Oct 2/14
Westward Ho! Indeed’s hop selection trip explores the best of the Pacific Northwest
"Go West, young man, go West." They say if you want a job done well, you’ve got to do it yourself. When it comes to selecting hops, the little green cones with the one-two punch of flavor and aroma, getting that job done right is essential to brewing our signature beers. To smell, touch, taste, and see the year’s crop of hops is why Indeed co-founders Tom Whisenand and Nathan Berndt, and head brewer Josh Bischoff, traveled to Washington state for this year’s lush, fragrant, colorful hop harvest.
Washington’s Yakima Valley is the epicenter of hop growing and processing, thanks to its ideal climate and long, well-established production history; they boast by far the largest percentage of hops grown in the United States. If it’s such a well-oiled machine, why bother making the trip before placing your order? As Director of Operations Tom Whisenand explains, “Like any agricultural product, the quality and characteristics of hop crops will vary from field to field, grower to grower, this side of the river to that side of the river. Selecting in person ensures that we get the hops that best match what we are looking for in each variety.” And this in turn ensures that the Day Tripper you sip today will taste like the Day Tripper you drink a year from now.
Another highly anticipated, highly unpredictable, but wholly worth-it part of the hop harvest is the opportunity to send back unprocessed hops to be brewed into very small batches of fresh hop beer. New to fresh hop beer? Head brewer Josh Bischoff's got you covered with a quick primer: "[Fresh hop] is a beer made with hops fresh off the vine that have not been dried or processed. Even with great care in processing hops you do lose some oils and character of the non-processed hop. Part of what makes fresh hop beers special is you only have a small window to use the hops once they are harvested, ideally within hours, and [the hops] are only harvested once a year over the course of a few weeks." If this all sounds risky and high-stakes, it is, but the final product warrants the extra effort!

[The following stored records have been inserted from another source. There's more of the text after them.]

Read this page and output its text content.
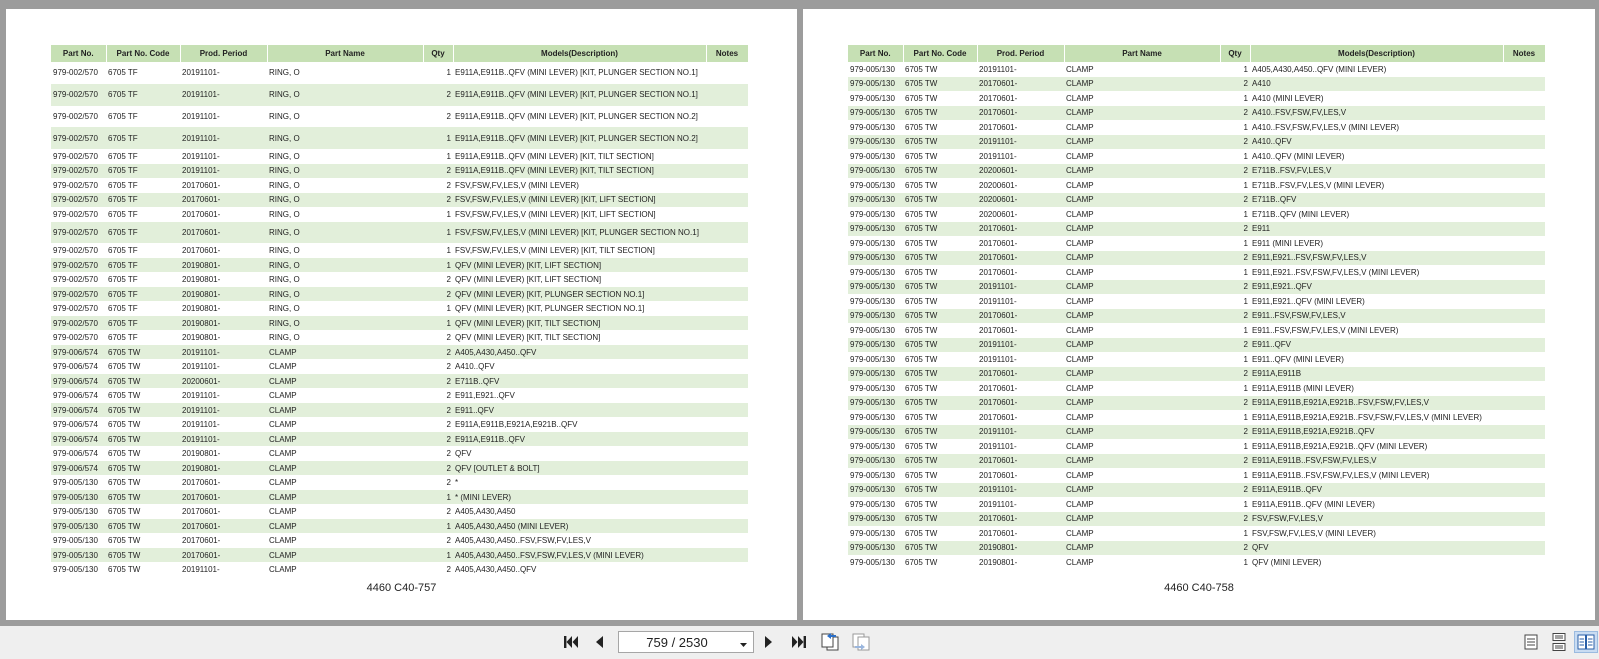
Part No.	Part No. Code	Prod. Period	Part Name	Qty	Models(Description)	Notes
979-002/570	6705 TF	20191101-	RING, O	1	E911A,E911B..QFV (MINI LEVER) [KIT, PLUNGER SECTION NO.1]	
979-002/570	6705 TF	20191101-	RING, O	2	E911A,E911B..QFV (MINI LEVER) [KIT, PLUNGER SECTION NO.1]	
979-002/570	6705 TF	20191101-	RING, O	2	E911A,E911B..QFV (MINI LEVER) [KIT, PLUNGER SECTION NO.2]	
979-002/570	6705 TF	20191101-	RING, O	1	E911A,E911B..QFV (MINI LEVER) [KIT, PLUNGER SECTION NO.2]	
979-002/570	6705 TF	20191101-	RING, O	1	E911A,E911B..QFV (MINI LEVER) [KIT, TILT SECTION]	
979-002/570	6705 TF	20191101-	RING, O	2	E911A,E911B..QFV (MINI LEVER) [KIT, TILT SECTION]	
979-002/570	6705 TF	20170601-	RING, O	2	FSV,FSW,FV,LES,V (MINI LEVER)	
979-002/570	6705 TF	20170601-	RING, O	2	FSV,FSW,FV,LES,V (MINI LEVER) [KIT, LIFT SECTION]	
979-002/570	6705 TF	20170601-	RING, O	1	FSV,FSW,FV,LES,V (MINI LEVER) [KIT, LIFT SECTION]	
979-002/570	6705 TF	20170601-	RING, O	1	FSV,FSW,FV,LES,V (MINI LEVER) [KIT, PLUNGER SECTION NO.1]	
979-002/570	6705 TF	20170601-	RING, O	1	FSV,FSW,FV,LES,V (MINI LEVER) [KIT, TILT SECTION]	
979-002/570	6705 TF	20190801-	RING, O	1	QFV (MINI LEVER) [KIT, LIFT SECTION]	
979-002/570	6705 TF	20190801-	RING, O	2	QFV (MINI LEVER) [KIT, LIFT SECTION]	
979-002/570	6705 TF	20190801-	RING, O	2	QFV (MINI LEVER) [KIT, PLUNGER SECTION NO.1]	
979-002/570	6705 TF	20190801-	RING, O	1	QFV (MINI LEVER) [KIT, PLUNGER SECTION NO.1]	
979-002/570	6705 TF	20190801-	RING, O	1	QFV (MINI LEVER) [KIT, TILT SECTION]	
979-002/570	6705 TF	20190801-	RING, O	2	QFV (MINI LEVER) [KIT, TILT SECTION]	
979-006/574	6705 TW	20191101-	CLAMP	2	A405,A430,A450..QFV	
979-006/574	6705 TW	20191101-	CLAMP	2	A410..QFV	
979-006/574	6705 TW	20200601-	CLAMP	2	E711B..QFV	
979-006/574	6705 TW	20191101-	CLAMP	2	E911,E921..QFV	
979-006/574	6705 TW	20191101-	CLAMP	2	E911..QFV	
979-006/574	6705 TW	20191101-	CLAMP	2	E911A,E911B,E921A,E921B..QFV	
979-006/574	6705 TW	20191101-	CLAMP	2	E911A,E911B..QFV	
979-006/574	6705 TW	20190801-	CLAMP	2	QFV	
979-006/574	6705 TW	20190801-	CLAMP	2	QFV [OUTLET & BOLT]	
979-005/130	6705 TW	20170601-	CLAMP	2	*	
979-005/130	6705 TW	20170601-	CLAMP	1	* (MINI LEVER)	
979-005/130	6705 TW	20170601-	CLAMP	2	A405,A430,A450	
979-005/130	6705 TW	20170601-	CLAMP	1	A405,A430,A450 (MINI LEVER)	
979-005/130	6705 TW	20170601-	CLAMP	2	A405,A430,A450..FSV,FSW,FV,LES,V	
979-005/130	6705 TW	20170601-	CLAMP	1	A405,A430,A450..FSV,FSW,FV,LES,V (MINI LEVER)	
979-005/130	6705 TW	20191101-	CLAMP	2	A405,A430,A450..QFV	
4460 C40-757
Part No.	Part No. Code	Prod. Period	Part Name	Qty	Models(Description)	Notes
979-005/130	6705 TW	20191101-	CLAMP	1	A405,A430,A450..QFV (MINI LEVER)	
979-005/130	6705 TW	20170601-	CLAMP	2	A410	
979-005/130	6705 TW	20170601-	CLAMP	1	A410 (MINI LEVER)	
979-005/130	6705 TW	20170601-	CLAMP	2	A410..FSV,FSW,FV,LES,V	
979-005/130	6705 TW	20170601-	CLAMP	1	A410..FSV,FSW,FV,LES,V (MINI LEVER)	
979-005/130	6705 TW	20191101-	CLAMP	2	A410..QFV	
979-005/130	6705 TW	20191101-	CLAMP	1	A410..QFV (MINI LEVER)	
979-005/130	6705 TW	20200601-	CLAMP	2	E711B..FSV,FV,LES,V	
979-005/130	6705 TW	20200601-	CLAMP	1	E711B..FSV,FV,LES,V (MINI LEVER)	
979-005/130	6705 TW	20200601-	CLAMP	2	E711B..QFV	
979-005/130	6705 TW	20200601-	CLAMP	1	E711B..QFV (MINI LEVER)	
979-005/130	6705 TW	20170601-	CLAMP	2	E911	
979-005/130	6705 TW	20170601-	CLAMP	1	E911 (MINI LEVER)	
979-005/130	6705 TW	20170601-	CLAMP	2	E911,E921..FSV,FSW,FV,LES,V	
979-005/130	6705 TW	20170601-	CLAMP	1	E911,E921..FSV,FSW,FV,LES,V (MINI LEVER)	
979-005/130	6705 TW	20191101-	CLAMP	2	E911,E921..QFV	
979-005/130	6705 TW	20191101-	CLAMP	1	E911,E921..QFV (MINI LEVER)	
979-005/130	6705 TW	20170601-	CLAMP	2	E911..FSV,FSW,FV,LES,V	
979-005/130	6705 TW	20170601-	CLAMP	1	E911..FSV,FSW,FV,LES,V (MINI LEVER)	
979-005/130	6705 TW	20191101-	CLAMP	2	E911..QFV	
979-005/130	6705 TW	20191101-	CLAMP	1	E911..QFV (MINI LEVER)	
979-005/130	6705 TW	20170601-	CLAMP	2	E911A,E911B	
979-005/130	6705 TW	20170601-	CLAMP	1	E911A,E911B (MINI LEVER)	
979-005/130	6705 TW	20170601-	CLAMP	2	E911A,E911B,E921A,E921B..FSV,FSW,FV,LES,V	
979-005/130	6705 TW	20170601-	CLAMP	1	E911A,E911B,E921A,E921B..FSV,FSW,FV,LES,V (MINI LEVER)	
979-005/130	6705 TW	20191101-	CLAMP	2	E911A,E911B,E921A,E921B..QFV	
979-005/130	6705 TW	20191101-	CLAMP	1	E911A,E911B,E921A,E921B..QFV (MINI LEVER)	
979-005/130	6705 TW	20170601-	CLAMP	2	E911A,E911B..FSV,FSW,FV,LES,V	
979-005/130	6705 TW	20170601-	CLAMP	1	E911A,E911B..FSV,FSW,FV,LES,V (MINI LEVER)	
979-005/130	6705 TW	20191101-	CLAMP	2	E911A,E911B..QFV	
979-005/130	6705 TW	20191101-	CLAMP	1	E911A,E911B..QFV (MINI LEVER)	
979-005/130	6705 TW	20170601-	CLAMP	2	FSV,FSW,FV,LES,V	
979-005/130	6705 TW	20170601-	CLAMP	1	FSV,FSW,FV,LES,V (MINI LEVER)	
979-005/130	6705 TW	20190801-	CLAMP	2	QFV	
979-005/130	6705 TW	20190801-	CLAMP	1	QFV (MINI LEVER)	
4460 C40-758
759 / 2530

This year's fresh hop beer went off with nearly nary a hitch, and we're lucky to be tapping into the Mosaic Fresh Hop this evening in the taproom, and at both Red Cow locations in Minneapolis and St. Paul! But things don't always go so smoothly: there's an extreme time crunch from the moment the hops are harvested, then trucked on a dedicated refrigerated truck, and finally received miles away at the brewery before they're brewed into beer.
As Tom puts it, "A fresh hop beer is a logistical nightmare but what is delivered in the final product is something extremely special." Run, don't walk, to the nearest source; once this year's batch is gone, it'll be a long wait for another taste. This is as fresh, fragrant, and fleeting as it gets, so get your hands on some today.